El mismo Bertrand Russell comenta el dilema en un tono más desgarrado: «Las recompensas en dinero y la difundida aunque efímera fama que tales agentes (de la industria cultural) han hecho posible -escribe- poner en el camino de los hombres capaces tentaciones que son difíciles de resistir. Ser señalado, admirado, mencionado constantemente en la prensa, que se le ofrezcan a uno formas sencillas de ganar mucho dinero, es algo sumamente agradable; y, cuando roda esto está abierto para un hombre, la resulta a éste difícil continuar haciendo el trabajo que considera el mejor, y se siente inclinado a subordinar su juicio a la opinión general». Aunque «varios otros factores contribuyen a este resultado. Uno de ellos es la rapidez del progreso que ha hecho difícil realizar trabajos que no sean rápidamente dejados atrás. Newton duró hasta Einstein; Einstein ya es considerado por muchos como anticuado. Muy pocos hombres de ciencia, en la actualidad, se sientan a escribir una gran obra, porque saben que, mientras la están escribiendo, otros descubrirán nuevas cosas que la invalidarán antes de que aparezca.
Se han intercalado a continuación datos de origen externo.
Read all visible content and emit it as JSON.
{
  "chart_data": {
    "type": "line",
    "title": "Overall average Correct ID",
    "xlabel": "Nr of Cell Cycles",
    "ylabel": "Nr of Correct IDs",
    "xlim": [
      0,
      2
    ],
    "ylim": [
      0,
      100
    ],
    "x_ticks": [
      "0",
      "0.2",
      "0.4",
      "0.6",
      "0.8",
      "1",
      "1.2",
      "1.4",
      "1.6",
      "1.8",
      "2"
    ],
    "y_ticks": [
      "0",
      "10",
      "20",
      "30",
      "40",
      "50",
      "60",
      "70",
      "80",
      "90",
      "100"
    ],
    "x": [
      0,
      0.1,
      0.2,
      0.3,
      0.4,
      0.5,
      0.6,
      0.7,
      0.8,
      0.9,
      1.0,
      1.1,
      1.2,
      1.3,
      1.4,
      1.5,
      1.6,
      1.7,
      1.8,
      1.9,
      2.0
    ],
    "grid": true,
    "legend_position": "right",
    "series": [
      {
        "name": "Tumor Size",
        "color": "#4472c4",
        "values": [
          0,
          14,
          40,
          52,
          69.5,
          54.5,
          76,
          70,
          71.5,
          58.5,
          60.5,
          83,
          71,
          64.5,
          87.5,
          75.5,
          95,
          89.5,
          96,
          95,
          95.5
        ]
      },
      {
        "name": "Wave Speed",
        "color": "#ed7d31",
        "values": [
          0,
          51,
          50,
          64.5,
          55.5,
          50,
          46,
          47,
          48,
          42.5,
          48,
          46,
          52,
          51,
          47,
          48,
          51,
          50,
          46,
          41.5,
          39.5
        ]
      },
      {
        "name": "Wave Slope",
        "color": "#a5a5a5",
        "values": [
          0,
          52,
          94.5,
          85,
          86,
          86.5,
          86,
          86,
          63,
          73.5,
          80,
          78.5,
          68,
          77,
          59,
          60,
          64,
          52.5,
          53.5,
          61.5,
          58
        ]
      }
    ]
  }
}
El tono emocional del mundo cambia con pareja rapidez, a medida que las guerras, depresiones y revoluciones se persiguen, las unas a las otras, a través del escenario. Y los acontecimientos públicos influyen sobre las ideas privadas con mayor energía que en épocas pasadas. Spinoza, pese a sus opiniones heréticas, podía continuar vendiendo lentes y meditando, aun cuando su país fuese invadido por enemigos extranjeros; si viviese ahora, es muy probable que fuese incorporado al ejército o encarcelado. Por esta razón, para que un hombre se enfrente a la corriente de su tiempo, es necesaria mayor energía de convicción personal que en cualquier otro período, desde el Renacimiento».

Pero el hombre de letras, de arte o de ciencia ¿qué es y en qué se conviene, si no dice su propia palabra?